4.4.09

a devoção segundo consta... - por aqui, manú



"Expresso a mim e a ti os meus desejos mais ocultos e consigo com as palavras uma orgíaca beleza profunda" - Clarice Lispector







uí abria calmamente a porta como se dentro de sua inaptidão para realmente aceitar o fato de que talvez não soubesse o que estava fazendo, também existisse a certeza de que tudo ficaria bem. "Afinal, a porta já estava aberta..." Nós entramos. Era uma casa certamente bem cuidada e com algum receio temia pisar em solo alheio de forma que acabasse assustando os moradores, mas Luí simplesmente entrou batendo os pés contra o batente da porta, "pra sacudir a areia fora", com uma segurança de estremecer meus pobres ossos. Luí, mas como que entramos assim em casa alheia? "Fique tranquila!". As grandes janelas laterais deixavam uma vista encantadora desaguar pelo grande antro que aquela imensa casa parecia ser. Apenas um cômodo, é o que achamos. Em um canto uma cozinha improvisada, aos fundos um banheiro quase inteiro aberto que possuía apenas uma pequena cortina envolta da banheira que deveria ser de cobre e muitas janelas, por todos os lados... Luí parecia conhecer o lugar, seus olhos percebiam tudo com naturalidade como sempre foi. Nossas escapadas anteriores eram sempre curtas, nossas conversas, sempre contidas, meus olhares sempre aflitos mas essa era mais do mesmo, era uma continuação do que nunca tínhamos coragem de fazer. Dessa vez algo tinha sido deixado de lado e nada mais poderia ser visto como um filme bom, éramos um que vivia em um fio e esse tal cordão nos servia de extensão. Enquanto vivíamos nesse fio, viveríamos por nós dois sendo um e naquela imensa sala, que era mesmo como um imenso e -curiosamente ao mesmo tempo- aconchegante quarto, seríamos a evolução dessa espécie. 
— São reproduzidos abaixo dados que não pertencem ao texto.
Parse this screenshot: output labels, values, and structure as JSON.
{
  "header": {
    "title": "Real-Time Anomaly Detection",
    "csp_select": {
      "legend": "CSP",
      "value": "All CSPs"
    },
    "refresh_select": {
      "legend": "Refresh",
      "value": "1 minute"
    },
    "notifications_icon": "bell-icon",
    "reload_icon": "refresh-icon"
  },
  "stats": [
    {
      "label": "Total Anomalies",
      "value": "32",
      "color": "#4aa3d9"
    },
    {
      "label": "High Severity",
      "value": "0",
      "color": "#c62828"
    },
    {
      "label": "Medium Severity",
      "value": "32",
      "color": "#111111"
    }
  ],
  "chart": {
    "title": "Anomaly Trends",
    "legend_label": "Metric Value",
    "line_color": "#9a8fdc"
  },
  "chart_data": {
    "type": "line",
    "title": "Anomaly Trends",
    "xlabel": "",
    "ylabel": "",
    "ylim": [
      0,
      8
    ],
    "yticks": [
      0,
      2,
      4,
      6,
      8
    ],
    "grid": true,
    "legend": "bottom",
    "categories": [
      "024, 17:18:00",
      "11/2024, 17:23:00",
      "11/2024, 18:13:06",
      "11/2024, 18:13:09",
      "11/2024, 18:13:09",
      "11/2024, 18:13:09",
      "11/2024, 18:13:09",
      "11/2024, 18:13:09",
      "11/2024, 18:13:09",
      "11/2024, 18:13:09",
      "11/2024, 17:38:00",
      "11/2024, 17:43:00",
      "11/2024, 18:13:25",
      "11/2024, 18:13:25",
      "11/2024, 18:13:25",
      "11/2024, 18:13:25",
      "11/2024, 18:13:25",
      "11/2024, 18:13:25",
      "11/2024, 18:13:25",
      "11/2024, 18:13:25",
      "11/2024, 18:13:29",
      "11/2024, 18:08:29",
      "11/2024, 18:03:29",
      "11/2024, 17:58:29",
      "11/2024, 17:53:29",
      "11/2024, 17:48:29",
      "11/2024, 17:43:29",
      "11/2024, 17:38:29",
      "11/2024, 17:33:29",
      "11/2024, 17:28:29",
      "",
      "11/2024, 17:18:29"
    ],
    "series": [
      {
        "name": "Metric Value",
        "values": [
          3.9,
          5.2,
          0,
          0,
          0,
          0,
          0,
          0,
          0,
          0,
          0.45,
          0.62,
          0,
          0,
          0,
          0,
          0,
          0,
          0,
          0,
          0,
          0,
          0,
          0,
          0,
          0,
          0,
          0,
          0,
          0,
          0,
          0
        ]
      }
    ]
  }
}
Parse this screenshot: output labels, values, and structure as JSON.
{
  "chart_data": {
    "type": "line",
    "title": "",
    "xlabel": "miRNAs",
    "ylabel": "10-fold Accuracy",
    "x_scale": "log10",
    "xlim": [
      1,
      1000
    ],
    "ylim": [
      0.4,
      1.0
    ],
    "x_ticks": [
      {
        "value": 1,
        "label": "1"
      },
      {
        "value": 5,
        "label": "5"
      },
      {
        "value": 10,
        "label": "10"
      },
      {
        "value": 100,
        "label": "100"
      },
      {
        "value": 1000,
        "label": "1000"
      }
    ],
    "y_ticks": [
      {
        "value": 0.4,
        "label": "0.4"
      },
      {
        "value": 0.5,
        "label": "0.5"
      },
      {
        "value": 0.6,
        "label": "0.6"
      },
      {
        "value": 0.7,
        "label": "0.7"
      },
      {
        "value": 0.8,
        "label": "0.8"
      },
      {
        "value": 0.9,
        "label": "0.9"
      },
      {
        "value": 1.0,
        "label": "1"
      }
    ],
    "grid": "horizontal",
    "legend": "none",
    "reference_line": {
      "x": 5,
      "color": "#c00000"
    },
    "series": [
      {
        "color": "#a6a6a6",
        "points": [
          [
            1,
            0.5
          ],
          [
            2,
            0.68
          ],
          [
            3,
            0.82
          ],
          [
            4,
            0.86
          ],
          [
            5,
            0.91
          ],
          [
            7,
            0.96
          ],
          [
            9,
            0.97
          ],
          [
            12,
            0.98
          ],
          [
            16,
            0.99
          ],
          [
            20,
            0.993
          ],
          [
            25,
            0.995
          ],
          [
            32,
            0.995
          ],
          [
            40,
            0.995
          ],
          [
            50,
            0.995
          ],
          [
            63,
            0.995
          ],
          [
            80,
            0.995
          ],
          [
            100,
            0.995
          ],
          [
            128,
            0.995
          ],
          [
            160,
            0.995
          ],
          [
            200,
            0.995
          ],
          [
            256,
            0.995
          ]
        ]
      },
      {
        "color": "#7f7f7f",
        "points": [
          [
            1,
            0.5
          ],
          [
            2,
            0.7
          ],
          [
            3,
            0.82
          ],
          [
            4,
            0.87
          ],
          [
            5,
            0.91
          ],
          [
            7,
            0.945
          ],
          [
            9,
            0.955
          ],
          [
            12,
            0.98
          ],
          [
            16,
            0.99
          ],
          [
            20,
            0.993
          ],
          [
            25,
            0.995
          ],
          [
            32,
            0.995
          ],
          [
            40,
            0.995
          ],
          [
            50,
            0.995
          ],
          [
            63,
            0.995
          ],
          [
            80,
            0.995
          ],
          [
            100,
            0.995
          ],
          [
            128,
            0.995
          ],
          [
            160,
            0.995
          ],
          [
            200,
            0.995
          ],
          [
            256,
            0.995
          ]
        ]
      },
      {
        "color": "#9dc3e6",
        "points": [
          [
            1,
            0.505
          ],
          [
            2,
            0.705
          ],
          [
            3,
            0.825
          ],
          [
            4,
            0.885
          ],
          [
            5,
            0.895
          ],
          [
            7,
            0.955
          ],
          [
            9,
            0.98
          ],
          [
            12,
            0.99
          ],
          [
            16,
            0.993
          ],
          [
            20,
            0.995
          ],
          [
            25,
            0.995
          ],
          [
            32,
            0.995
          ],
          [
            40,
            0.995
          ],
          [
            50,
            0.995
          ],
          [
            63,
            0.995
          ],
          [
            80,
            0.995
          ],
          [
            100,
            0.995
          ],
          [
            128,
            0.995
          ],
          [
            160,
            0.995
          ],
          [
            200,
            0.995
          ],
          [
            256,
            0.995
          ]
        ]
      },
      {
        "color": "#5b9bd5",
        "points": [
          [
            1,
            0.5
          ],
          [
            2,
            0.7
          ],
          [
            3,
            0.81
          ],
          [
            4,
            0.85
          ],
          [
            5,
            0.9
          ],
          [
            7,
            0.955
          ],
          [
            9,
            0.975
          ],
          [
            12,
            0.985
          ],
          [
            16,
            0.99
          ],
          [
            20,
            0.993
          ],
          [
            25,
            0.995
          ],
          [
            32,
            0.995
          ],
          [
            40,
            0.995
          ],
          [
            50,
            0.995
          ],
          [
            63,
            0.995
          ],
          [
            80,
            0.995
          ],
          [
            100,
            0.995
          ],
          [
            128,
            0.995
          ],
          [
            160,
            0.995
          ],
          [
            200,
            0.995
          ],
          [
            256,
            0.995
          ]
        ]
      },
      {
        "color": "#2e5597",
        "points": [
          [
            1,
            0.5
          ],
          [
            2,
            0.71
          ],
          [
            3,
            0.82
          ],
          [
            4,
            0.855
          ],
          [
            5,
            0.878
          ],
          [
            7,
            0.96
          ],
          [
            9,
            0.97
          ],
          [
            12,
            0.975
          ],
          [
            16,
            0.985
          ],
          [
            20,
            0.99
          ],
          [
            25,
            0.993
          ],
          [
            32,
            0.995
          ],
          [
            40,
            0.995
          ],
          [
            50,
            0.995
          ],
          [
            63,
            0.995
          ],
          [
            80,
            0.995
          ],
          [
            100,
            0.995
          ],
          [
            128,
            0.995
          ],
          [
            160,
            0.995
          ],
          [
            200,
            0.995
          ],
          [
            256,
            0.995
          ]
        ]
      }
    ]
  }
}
Luí arrumava as cortinas que teimavam em esconder os cantos das janelas emolduradas, eu tentava encontrar qualquer coisa que me provasse que aquilo não era um truque de Luí,  alguma armação para me fazer acreditar que estávamos simplesmente embarcando nesse ato criminoso ao invadir a casa de alguém. "Já olhou a geladeira?", a geladeira? Para que? "Veja o que tem lá". Desconfiada fui até o canto na cozinha improvisada e notei que por toda a porta fotos presas por imãs ali permaneciam, imagens colecionadas por qualquer um que fosse aquele que ali morasse. Bem no centro Luí sorria com um copo qualquer na mão, ao seu lado uma garota, a mesma presente em todas as outras imagens. Eles pareciam felizes, logo ouvi seus passos chegando perto. "Pois o que achou por aí?", Luí, quem é essa mulher? "Qual mulher?" essa, a que está contigo nessa foto? Ignorando a pergunta, Luí foi direto à parte interna da porta onde algumas garrafas de vinho estavam a fácil alcance, ele já sabia bem onde encontrar o que. "Essa...mulher é minha irmãzinha menor. Marie." Marie? Você tem uma irmã que se chama Marie? "Tenho! Porque a surpresa?"... Eu achava que você não existia. Quem não existe não tem irmã.


Um gole e ele finalmente sorria. "Pois eu não existo, Manú". Fazia tempo que não me chamava pelo meu nome e quando o ouvia assim meu, mesmo que por pouco tempo - mesmo porque o tempo era razoavelmente intolerante, ele teria dito em algum momento - algo era devastado novamente por dentro de minhas artérias e essa sangue contaminado era levado ao meu peito. Mais rápido do que qualquer nutriente que faltasse e com mais certeza do que qualquer vírus ou bactéria, meu coração era tomado por essa moléstia. Meu corpo se contraia por si e se revirava por ele. Seus lábios chegaram bem próximos dos meus enquanto sentia o cheiro forte do vinho que estava em sua mão... Que tipo de francês é você, que bebe o vinho direto do gargalo desse jeito? "Um dos melhores que há, mademoiselle Manú..." Naquela noite estaríamos bem servidos na casa da irmã de Luí - pelo que me parecia ser. Marie deveria ser feliz, não saberia dizer, mas nada arrancaria dele hoje a não ser a roupa, os sapatos e o relógio. Ah, havia esquecido de contar do relógio de Luí, ele estava sempre parado: a hora de escolha? 22h22.